3.1.4. Il municipio, dispone l'art. 12 cpv. 1 ROD, può
trasformare in nomina l'incarico per funzione stabile quando si realizzano i
requisiti mancanti al momento dell'assunzione. Esso può parimenti nominare
i dipendenti incaricati per funzione stabile dopo almeno tre anni di servizio
ininterrotto, se ritiene che i requisiti mancanti previsti dall'art. 5 cpv. 1
lett. d siano compensati dall'esperienza acquisita (cpv. 2).

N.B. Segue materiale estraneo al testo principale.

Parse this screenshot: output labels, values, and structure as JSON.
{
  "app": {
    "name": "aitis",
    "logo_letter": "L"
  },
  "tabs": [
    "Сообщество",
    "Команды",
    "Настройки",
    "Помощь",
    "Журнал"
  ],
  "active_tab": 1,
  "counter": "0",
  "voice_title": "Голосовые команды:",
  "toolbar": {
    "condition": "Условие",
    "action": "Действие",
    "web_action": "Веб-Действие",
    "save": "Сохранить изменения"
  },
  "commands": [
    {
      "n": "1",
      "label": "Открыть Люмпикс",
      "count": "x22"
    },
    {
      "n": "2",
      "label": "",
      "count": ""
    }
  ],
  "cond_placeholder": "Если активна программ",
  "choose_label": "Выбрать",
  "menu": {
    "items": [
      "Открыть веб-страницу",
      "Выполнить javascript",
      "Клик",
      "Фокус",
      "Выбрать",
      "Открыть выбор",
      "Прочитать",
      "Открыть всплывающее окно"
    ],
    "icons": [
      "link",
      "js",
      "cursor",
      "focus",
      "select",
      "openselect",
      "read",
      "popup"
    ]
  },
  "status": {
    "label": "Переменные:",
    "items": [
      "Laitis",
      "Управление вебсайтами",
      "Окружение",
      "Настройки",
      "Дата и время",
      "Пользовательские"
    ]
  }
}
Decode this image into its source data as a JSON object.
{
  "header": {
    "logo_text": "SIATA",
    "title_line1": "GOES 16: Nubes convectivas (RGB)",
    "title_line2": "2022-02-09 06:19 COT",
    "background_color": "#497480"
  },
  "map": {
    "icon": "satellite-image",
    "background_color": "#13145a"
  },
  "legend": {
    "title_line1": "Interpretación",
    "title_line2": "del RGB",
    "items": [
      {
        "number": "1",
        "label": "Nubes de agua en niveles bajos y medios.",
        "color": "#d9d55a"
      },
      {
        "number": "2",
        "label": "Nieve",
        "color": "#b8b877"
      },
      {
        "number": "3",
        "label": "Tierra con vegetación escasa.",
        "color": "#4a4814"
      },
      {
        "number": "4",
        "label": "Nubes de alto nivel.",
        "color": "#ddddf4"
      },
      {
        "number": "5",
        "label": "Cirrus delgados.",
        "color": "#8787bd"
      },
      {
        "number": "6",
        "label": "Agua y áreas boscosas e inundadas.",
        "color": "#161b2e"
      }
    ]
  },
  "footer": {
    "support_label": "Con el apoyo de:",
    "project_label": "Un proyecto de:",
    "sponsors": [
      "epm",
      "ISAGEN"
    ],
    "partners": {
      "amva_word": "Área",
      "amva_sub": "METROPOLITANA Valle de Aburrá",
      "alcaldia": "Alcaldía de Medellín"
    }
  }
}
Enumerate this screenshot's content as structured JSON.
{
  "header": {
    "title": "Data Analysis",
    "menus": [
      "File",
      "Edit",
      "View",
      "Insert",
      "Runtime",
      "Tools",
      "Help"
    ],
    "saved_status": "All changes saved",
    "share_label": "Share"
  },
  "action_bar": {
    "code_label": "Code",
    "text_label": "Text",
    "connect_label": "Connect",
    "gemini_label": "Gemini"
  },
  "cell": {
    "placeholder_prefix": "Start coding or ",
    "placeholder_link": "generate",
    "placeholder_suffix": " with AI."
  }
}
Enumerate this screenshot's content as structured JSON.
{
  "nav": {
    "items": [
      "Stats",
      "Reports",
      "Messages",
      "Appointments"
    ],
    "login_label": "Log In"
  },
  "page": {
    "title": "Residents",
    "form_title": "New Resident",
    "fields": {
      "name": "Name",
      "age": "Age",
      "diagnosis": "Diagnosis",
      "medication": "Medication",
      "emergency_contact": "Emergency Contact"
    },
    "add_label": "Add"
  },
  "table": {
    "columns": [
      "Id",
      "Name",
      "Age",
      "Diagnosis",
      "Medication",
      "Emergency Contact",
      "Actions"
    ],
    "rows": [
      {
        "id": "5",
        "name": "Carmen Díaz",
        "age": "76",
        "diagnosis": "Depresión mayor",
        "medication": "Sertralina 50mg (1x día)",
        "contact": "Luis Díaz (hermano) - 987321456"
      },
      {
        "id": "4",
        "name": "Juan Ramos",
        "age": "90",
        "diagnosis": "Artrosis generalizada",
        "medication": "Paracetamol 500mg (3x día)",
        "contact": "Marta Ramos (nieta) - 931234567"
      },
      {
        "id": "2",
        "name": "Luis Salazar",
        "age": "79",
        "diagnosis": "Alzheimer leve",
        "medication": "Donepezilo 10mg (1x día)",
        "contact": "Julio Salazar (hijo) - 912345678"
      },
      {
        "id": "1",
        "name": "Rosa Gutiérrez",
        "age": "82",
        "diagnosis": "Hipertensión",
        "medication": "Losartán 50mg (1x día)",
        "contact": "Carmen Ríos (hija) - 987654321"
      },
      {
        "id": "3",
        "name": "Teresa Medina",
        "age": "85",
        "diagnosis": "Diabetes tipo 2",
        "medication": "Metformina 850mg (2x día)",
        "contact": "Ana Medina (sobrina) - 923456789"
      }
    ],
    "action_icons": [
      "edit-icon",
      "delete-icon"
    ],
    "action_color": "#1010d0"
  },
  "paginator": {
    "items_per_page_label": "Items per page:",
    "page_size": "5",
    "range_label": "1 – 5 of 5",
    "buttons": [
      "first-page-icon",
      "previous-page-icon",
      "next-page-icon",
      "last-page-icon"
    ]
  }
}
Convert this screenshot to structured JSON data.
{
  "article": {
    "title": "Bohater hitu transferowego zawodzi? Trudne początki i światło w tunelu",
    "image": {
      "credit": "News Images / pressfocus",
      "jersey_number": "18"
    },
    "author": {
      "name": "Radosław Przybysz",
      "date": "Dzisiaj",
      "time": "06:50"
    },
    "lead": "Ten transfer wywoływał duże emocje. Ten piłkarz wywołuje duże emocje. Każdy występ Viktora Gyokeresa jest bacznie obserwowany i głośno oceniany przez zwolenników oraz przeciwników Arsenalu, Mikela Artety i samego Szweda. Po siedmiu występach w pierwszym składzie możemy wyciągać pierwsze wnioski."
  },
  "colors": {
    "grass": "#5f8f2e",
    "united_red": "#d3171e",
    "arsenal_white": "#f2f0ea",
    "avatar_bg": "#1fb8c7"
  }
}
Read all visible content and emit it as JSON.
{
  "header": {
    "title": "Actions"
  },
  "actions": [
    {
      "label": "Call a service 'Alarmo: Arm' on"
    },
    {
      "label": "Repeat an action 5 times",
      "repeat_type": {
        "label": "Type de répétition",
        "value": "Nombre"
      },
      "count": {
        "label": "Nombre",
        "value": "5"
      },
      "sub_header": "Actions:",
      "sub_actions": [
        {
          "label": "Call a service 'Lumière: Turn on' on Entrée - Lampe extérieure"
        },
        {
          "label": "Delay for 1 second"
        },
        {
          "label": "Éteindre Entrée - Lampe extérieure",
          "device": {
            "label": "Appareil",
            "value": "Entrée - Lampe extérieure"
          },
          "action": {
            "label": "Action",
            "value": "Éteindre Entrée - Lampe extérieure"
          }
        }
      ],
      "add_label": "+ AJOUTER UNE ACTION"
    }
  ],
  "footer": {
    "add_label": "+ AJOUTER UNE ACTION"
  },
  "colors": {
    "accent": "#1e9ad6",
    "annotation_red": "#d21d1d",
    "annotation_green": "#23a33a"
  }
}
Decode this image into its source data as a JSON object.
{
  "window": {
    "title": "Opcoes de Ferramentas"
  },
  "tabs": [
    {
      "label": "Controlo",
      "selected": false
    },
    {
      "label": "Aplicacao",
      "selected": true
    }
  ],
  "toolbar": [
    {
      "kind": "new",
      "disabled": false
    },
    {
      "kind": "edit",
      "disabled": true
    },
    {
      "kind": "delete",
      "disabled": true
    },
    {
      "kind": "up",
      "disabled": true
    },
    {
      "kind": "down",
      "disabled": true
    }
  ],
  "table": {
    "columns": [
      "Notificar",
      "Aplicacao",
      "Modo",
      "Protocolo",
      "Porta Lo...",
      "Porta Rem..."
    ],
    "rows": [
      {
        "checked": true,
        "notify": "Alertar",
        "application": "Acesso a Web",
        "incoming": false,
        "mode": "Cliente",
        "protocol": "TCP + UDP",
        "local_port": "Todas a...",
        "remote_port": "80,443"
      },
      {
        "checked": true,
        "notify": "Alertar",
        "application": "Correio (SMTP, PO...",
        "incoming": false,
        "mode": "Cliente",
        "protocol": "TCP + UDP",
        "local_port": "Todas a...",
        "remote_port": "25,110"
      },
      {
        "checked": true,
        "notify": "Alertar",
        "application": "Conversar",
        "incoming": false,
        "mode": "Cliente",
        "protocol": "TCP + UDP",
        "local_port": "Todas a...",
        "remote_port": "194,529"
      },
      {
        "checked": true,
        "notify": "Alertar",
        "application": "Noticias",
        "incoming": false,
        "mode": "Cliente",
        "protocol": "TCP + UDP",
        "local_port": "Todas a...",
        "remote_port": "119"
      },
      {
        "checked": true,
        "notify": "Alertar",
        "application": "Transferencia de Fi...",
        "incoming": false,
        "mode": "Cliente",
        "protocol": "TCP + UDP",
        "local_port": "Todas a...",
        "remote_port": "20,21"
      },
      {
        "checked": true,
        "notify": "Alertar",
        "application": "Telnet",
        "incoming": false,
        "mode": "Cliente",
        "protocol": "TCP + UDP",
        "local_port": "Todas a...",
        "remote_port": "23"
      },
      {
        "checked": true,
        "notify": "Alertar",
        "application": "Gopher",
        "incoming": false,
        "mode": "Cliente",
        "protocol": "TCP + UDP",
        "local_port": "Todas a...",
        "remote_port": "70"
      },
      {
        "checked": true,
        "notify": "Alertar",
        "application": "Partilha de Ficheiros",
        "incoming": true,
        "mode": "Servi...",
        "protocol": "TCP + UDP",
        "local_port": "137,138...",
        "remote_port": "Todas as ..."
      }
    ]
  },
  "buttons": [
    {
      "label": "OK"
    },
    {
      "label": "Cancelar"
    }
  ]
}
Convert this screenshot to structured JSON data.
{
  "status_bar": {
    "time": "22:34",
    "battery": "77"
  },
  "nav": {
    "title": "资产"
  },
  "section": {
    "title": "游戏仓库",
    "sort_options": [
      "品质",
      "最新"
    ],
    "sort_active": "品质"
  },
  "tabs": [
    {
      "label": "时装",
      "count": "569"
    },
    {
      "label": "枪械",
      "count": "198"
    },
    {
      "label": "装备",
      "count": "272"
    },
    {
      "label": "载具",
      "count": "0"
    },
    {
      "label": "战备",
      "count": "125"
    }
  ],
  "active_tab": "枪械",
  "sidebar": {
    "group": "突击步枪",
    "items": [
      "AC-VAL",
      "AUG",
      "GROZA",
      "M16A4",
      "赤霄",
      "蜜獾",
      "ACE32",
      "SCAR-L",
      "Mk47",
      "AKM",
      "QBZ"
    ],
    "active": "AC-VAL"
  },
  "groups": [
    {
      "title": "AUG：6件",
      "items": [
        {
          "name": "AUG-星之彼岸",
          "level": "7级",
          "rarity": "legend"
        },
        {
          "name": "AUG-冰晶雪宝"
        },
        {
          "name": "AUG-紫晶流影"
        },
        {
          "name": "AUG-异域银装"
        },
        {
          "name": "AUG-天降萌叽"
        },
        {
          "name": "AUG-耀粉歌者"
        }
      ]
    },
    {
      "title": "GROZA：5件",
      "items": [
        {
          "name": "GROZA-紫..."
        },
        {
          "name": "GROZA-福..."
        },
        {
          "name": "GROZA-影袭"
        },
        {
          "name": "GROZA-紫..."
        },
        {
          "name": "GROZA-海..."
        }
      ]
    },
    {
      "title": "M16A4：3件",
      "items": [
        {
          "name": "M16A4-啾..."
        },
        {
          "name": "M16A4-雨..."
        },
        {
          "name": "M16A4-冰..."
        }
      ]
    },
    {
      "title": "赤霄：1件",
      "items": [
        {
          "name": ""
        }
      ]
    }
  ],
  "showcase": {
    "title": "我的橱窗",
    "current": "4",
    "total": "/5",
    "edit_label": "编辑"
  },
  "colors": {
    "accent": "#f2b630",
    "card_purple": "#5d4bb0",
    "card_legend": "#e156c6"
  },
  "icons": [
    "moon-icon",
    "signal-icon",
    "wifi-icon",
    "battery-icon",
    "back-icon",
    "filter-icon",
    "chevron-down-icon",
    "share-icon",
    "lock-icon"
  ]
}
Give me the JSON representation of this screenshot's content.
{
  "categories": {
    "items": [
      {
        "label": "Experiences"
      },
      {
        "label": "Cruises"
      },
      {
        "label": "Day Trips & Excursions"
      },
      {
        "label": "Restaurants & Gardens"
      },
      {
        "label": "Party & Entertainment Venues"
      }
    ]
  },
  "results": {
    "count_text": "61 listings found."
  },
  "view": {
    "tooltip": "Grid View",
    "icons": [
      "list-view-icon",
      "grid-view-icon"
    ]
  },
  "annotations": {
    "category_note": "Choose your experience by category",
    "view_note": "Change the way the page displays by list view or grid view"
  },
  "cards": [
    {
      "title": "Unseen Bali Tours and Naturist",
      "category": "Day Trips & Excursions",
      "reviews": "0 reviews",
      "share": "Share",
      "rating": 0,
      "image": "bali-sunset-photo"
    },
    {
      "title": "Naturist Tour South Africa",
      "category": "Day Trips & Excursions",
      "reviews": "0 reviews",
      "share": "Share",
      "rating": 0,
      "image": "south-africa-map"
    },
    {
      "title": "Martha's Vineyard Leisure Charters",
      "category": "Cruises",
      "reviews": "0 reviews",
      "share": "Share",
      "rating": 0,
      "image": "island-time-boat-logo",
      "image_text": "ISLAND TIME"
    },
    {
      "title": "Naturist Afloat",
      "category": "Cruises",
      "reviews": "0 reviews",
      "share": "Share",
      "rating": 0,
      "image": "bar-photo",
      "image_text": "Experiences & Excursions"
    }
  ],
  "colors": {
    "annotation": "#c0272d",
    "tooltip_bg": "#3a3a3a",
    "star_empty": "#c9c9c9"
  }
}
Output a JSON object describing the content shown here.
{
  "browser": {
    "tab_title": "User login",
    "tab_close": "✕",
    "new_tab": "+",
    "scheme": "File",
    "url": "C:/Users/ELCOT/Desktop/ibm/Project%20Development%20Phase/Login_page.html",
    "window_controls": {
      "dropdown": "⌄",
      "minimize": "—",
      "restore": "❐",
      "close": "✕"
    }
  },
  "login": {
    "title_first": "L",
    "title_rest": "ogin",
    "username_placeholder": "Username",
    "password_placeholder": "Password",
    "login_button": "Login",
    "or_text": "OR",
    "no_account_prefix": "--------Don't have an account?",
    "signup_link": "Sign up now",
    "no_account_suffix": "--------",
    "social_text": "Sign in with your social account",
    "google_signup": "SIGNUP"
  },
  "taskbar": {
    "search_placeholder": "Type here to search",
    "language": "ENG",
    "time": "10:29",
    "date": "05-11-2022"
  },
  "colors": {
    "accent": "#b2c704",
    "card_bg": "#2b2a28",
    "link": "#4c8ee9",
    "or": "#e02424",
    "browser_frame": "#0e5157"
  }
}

Qualora l'incarico per funzione stabile sia stato conferito a
causa della mancanza del requisito della cittadinanza svizzera, il municipio è
tenuto a trasformare il rapporto d'impiego in nomina non appena il dipendente
viene naturalizzato. L'acquisizione della cittadinanza svizzera non determina
la trasformazione immediata del rapporto d'impiego. Il municipio deve comunque
emanare una decisione formale. Non deve tuttavia attendere che il dipendente
straniero, dopo essere diventato svizzero, solleciti espressamente la
trasformazione dell'incarico in nomina. Deve agire d'ufficio, conferendogliela
con effetto al momento in cui l'impedimento alla nomina è venuto a cadere. Non
può mantenere in essere un rapporto d'impiego che a seguito della concessione
della cittadinanza svizzera non risponde più alla prima delle due ipotesi
previste dall'art. 5 cpv. 1 ROD per il conferimento di un incarico per funzione
stabile. Se il municipio omette di provvedervi con la necessaria sollecitudine,
il comune non può trarre vantaggio dalla sua inadempienza. In caso di disdetta
del rapporto d'impiego, il dipendente va trattato come se fosse nominato, anche
se dal profilo formale il suo statuto è rimasto quello di incaricato a tempo
indeterminato.
4. 4.1.
Secondo l'art. 2 ALC, in conformità delle disposizioni degli Allegati I, II e
III, i cittadini di una parte contraente che soggiornano legalmente sul
territorio di un'altra parte contraente non sono oggetto, nell'applicazione di
dette disposizioni, di alcuna discriminazione fondata sulla nazionalità. L'art.
4 ALC dispone inoltre che il diritto di soggiorno e di accesso a un'attività
economica è garantito fatte salve le disposizioni dell'art. 10 ALC e conformemente
alle disposizioni dell'Allegato I ALC. L'art. 7 cpv. 1 lett. a ALC ribadisce
questo concetto che è a sua volta esplicitato all'art. 9 cpv. 1 Allegato I ALC,
secondo cui il lavoratore dipendente cittadino di una parte contraente non può
ricevere sul territorio dell'altra parte contraente, a motivo della propria
cittadinanza, un trattamento diverso da quello riservato ai lavoratori dipendenti
nazionali per quanto riguarda le condizioni di impiego e di lavoro, in
particolare in materia di retribuzione, licenziamento, reintegrazione
professionale o ricollocamento se disoccupato.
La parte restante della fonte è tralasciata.